Community engagement cements CSR
This week, we were involved with a community engagement event which has had a huge impact on ‘cementing’ a great relationship between the company and the local community.
Our client, one of the world’s leading cement producers, had in its archives over 28,000 images of quarrying in the local area dating between 1890 and 1940. Instead of keeping these locked away, it decided to showcase them to the local community and linked up with a local history organisation to put them on public display in the area for a month.
There was a fantastic opportunity for the company to build goodwill within the local community, as well as enhancing morale and motivation of staff and generating some really good local contacts and connections.
The event was attended by the local Mayor and Mayoress, local councillors and an MP, as well as over 50 people from the local community.
But let’s go back to why organisations bother to spend time, money and effort on engaging with the local community. Businesses have long since recognised how generating goodwill can make a huge difference to their business operations. Managed correctly it can help them recruit more easily from the local area, it can protect their licence to operate (for example, a quarry), it can encourage local people to buy from them and it can generate contacts that are invaluable to the smooth running of their organisations. Often these activities are bundled together under the umbrella of Corporate Social Responsibility (CSR).
Every year, some large organisations spend significant amounts of money on Corporate Social Responsibility. If this is not managed correctly, it can lead to a serious lack of impact and few tangible benefits. Let me give you an example. Imagine that you are a large organisation that has say a £20k CSR budget. You receive frequent letters throughout the year from numerous good causes. You don’t really have any guidelines on type of causes to support so decide each on its own merit, such as what tugs on the heartstrings most. This may mean you end up giving £50 here and £100 there to support a local student trying to get a photography business started or a dog’s home looking to build some new shelters. But this is where having a clearly defined strategy is essential.

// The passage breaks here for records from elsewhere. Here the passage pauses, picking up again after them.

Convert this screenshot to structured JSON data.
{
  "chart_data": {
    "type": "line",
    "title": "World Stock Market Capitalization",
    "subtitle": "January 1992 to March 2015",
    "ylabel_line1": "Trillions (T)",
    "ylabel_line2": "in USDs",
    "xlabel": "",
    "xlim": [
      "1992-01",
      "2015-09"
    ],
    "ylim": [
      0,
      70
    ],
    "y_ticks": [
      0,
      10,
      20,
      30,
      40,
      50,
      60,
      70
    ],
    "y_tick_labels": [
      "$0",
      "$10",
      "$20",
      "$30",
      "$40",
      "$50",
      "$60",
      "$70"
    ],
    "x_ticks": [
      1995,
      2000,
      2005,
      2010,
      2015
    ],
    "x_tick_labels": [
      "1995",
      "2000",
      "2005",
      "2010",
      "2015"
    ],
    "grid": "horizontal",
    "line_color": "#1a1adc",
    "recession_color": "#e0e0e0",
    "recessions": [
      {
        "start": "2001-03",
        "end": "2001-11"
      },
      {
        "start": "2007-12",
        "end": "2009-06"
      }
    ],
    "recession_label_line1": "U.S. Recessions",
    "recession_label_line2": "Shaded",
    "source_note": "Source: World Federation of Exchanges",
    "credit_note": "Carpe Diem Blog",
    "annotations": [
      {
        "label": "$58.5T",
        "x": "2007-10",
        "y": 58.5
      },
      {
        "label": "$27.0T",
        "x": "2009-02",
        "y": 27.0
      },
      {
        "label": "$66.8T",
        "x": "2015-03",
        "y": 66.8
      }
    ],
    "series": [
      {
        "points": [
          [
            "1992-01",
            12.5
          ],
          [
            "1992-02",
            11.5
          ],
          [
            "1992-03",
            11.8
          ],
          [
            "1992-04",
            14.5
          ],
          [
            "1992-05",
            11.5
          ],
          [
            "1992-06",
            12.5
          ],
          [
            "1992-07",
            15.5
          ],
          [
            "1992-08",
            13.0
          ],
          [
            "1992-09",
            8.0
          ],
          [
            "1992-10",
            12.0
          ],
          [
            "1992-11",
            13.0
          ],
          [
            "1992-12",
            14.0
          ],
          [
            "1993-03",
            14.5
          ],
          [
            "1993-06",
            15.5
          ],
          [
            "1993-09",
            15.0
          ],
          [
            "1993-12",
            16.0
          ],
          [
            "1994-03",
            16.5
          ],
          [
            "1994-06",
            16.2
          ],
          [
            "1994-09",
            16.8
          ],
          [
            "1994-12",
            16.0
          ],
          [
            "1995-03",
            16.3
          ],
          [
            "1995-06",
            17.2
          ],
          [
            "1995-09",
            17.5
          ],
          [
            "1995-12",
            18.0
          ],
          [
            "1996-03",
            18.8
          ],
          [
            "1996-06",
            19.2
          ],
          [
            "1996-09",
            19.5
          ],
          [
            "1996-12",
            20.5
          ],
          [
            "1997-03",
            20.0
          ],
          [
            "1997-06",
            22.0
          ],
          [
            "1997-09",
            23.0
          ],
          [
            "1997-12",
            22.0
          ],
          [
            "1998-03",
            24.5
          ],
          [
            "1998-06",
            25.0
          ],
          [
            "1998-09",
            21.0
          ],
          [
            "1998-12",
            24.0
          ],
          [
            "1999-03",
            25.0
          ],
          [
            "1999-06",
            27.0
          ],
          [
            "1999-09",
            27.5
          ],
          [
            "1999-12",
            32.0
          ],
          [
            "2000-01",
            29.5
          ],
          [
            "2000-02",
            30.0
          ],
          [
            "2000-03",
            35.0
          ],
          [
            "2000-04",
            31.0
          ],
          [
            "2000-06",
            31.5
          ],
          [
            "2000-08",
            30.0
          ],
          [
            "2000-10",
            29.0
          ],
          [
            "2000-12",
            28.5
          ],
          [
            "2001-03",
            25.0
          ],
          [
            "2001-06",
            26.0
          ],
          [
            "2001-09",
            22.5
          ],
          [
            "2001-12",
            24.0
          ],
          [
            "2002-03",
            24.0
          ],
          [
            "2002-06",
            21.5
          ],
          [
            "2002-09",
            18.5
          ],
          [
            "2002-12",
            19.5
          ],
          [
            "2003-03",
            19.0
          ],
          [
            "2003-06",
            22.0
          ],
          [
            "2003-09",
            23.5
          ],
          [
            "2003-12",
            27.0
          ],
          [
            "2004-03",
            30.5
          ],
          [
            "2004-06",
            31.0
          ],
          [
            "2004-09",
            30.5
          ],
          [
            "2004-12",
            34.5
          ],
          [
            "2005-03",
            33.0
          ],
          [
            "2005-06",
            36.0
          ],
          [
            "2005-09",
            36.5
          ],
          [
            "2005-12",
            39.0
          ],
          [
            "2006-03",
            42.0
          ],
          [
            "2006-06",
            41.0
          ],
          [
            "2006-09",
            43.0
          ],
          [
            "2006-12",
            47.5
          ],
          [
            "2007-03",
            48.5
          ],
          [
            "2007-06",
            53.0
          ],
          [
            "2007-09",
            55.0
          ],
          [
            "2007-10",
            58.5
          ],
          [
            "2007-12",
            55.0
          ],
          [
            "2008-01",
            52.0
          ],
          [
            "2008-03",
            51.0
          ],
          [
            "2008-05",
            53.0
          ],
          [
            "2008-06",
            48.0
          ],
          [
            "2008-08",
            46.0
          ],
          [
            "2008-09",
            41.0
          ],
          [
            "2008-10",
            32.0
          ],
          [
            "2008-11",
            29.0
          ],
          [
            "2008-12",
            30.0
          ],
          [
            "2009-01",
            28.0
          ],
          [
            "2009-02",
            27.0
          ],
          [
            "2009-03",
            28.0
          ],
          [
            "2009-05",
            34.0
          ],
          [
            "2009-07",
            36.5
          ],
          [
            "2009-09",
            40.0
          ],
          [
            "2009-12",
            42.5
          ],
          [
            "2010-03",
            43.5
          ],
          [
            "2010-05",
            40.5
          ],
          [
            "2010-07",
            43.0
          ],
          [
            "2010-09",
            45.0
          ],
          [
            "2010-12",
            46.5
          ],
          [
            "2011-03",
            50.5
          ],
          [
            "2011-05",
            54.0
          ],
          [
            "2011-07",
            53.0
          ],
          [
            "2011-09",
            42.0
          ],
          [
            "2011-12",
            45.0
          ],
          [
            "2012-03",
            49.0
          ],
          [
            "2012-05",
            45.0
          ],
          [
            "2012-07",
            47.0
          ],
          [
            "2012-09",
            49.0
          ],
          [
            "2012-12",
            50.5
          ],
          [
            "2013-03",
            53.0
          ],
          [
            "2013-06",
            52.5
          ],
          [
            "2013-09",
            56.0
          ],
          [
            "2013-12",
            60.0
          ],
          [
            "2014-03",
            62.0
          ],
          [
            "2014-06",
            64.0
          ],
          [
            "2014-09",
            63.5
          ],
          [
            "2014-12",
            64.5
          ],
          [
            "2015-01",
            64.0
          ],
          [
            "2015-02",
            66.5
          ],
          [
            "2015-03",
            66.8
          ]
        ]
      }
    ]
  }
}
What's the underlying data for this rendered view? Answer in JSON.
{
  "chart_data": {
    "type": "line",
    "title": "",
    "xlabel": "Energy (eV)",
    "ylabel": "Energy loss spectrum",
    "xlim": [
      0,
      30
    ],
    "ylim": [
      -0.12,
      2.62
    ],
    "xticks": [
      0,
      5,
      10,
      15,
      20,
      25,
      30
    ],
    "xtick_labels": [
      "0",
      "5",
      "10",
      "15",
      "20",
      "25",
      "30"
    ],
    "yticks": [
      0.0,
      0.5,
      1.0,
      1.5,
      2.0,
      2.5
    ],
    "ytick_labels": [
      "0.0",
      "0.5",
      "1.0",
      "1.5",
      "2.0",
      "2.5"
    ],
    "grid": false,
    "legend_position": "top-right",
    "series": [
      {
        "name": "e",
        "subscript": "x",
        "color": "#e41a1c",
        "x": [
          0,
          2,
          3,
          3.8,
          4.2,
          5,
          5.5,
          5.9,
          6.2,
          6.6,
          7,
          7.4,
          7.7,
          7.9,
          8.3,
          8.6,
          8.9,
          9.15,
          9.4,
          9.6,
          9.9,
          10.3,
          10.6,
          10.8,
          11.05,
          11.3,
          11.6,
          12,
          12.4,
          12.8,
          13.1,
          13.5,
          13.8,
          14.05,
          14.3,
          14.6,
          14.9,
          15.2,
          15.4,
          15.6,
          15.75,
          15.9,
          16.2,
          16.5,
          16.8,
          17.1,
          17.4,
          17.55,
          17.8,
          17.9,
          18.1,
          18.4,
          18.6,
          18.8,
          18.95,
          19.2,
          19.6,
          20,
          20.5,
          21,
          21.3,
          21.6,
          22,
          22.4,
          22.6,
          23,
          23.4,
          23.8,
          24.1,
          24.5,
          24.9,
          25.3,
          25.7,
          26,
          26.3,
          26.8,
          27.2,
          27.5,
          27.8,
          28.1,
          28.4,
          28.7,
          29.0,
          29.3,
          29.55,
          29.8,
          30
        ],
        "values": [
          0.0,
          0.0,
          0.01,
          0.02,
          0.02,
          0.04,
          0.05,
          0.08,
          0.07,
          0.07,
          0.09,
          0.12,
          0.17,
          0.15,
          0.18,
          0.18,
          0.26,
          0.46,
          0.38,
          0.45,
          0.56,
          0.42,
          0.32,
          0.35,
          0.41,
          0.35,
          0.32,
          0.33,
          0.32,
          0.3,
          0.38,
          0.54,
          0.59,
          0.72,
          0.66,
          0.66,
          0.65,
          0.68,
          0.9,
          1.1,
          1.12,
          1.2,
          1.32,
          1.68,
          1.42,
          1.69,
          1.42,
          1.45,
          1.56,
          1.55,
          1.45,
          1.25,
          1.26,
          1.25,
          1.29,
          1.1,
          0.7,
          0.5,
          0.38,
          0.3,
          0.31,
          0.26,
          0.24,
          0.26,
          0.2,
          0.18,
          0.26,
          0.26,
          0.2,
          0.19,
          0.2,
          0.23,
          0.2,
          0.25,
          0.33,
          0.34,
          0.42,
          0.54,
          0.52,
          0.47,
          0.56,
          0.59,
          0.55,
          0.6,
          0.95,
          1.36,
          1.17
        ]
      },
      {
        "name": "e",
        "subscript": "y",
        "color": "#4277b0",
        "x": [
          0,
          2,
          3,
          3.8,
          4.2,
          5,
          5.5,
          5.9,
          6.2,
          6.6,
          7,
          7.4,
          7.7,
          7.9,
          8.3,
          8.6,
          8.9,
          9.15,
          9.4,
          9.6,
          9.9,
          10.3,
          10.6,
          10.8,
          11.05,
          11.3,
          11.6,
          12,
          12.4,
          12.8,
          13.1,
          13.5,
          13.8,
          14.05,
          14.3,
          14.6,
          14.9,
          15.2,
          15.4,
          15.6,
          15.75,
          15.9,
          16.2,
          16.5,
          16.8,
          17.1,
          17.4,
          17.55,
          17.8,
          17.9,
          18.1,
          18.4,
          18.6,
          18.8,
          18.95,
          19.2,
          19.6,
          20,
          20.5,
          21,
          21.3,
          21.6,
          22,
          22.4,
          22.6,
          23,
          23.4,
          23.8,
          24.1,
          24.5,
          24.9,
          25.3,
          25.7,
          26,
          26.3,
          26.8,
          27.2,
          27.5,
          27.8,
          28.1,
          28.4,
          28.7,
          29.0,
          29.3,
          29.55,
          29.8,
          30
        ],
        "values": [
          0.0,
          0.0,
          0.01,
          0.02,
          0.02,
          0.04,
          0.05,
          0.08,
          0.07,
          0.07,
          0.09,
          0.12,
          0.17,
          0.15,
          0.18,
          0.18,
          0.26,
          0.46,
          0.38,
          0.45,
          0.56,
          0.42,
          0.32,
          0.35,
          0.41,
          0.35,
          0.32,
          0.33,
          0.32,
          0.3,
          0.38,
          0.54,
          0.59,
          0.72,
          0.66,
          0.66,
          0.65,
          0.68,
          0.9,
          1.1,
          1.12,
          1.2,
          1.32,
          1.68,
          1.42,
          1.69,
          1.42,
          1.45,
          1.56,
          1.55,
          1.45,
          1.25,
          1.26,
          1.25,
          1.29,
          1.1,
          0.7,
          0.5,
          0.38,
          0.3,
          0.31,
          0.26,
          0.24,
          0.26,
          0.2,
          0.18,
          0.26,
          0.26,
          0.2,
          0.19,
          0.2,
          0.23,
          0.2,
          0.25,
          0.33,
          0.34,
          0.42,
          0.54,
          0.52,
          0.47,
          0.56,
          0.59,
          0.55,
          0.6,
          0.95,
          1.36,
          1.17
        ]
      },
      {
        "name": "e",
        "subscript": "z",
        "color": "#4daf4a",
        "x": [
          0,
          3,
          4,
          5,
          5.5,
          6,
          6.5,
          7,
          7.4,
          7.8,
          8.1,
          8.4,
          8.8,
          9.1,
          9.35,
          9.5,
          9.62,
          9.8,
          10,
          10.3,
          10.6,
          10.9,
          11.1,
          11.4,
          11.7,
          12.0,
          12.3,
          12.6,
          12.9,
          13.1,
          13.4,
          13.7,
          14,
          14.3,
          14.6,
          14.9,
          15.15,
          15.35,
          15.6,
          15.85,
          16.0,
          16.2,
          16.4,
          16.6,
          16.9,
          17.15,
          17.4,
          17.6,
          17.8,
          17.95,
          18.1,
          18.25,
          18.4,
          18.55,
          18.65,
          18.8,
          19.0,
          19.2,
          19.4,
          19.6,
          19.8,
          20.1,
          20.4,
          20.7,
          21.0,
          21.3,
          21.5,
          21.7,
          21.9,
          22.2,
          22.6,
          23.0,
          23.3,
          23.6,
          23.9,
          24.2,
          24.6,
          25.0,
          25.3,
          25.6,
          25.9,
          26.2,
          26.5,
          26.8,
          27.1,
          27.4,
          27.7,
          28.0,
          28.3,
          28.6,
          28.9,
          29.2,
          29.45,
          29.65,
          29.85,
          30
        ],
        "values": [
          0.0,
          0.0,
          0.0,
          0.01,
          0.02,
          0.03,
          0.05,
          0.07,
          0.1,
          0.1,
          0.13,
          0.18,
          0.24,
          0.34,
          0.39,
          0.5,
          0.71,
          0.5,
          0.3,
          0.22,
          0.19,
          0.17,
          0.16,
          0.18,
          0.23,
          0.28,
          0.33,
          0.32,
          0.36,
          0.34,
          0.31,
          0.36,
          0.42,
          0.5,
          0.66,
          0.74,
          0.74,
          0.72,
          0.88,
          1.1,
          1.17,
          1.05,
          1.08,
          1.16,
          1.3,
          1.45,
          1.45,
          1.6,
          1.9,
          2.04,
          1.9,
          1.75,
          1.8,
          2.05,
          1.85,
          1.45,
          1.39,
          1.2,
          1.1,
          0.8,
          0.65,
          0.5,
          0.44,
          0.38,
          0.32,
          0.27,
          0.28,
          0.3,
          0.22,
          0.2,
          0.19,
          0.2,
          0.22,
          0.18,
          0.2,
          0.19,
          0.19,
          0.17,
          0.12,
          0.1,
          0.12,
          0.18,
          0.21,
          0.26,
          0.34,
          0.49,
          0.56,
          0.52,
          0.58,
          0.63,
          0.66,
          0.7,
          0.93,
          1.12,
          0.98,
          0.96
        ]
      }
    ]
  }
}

Any company with a CSR budget really needs to have this aligned to a community engagement strategy.
Within the community engagement plan, you need to identify what the objectives are. The obvious ones will be that you are looking to build relationships with the local community, but it’s worth seeing if these objectives can be made tangible. For example, it may sound harsh, but one measure could be to attribute a value to the publicity that can be gained from donating to a specific cause. It is also essential that the cause aligns with your company’s core values. So, for instance, if the values are environmental sustainability, supporting education, promoting wildlife, helping older people….. whatever they are, these need to be established from the start.
This will give you very clear guidance on choosing causes to support that are most relevant and give you the most PR mileage!
It is far better to support a smaller number of causes with a larger lump sums, as there should be numerous opportunities to seek publicity throughout the year. You will be surprised how many times you will be able to use local press cuttings in presentations to influence industry associations, shareholders, planners or potential customers. Generating goodwill in the community is essential.
Hosting a community event is an excellent opportunity, not only to generate good publicity but also to build relationships. Like with the local history event we organise for our clients, this did not require a huge budget but visitors will be viewing the exhibition and achieving brand exposure for a month. They also linked the event to a charity, as visitors are being asked to place silent bids on the historic canvass images they would like to buy. It is expected this will raise several thousand pounds for a local hospice. But community events don’t need to be large, it could be something as simple as an open day where local people can register their interest and be given a tour around your plant.
Being open and honest about a business and giving the public a greater insight can be invaluable, especially when it comes to a time when you may be looking to secure planning permission to extend your site or change the use of some local land. By having a direct line of communication with the community, for example, through a community liaison committee, is essential. This means that any issues can be raised at the early stages and any fears addressed.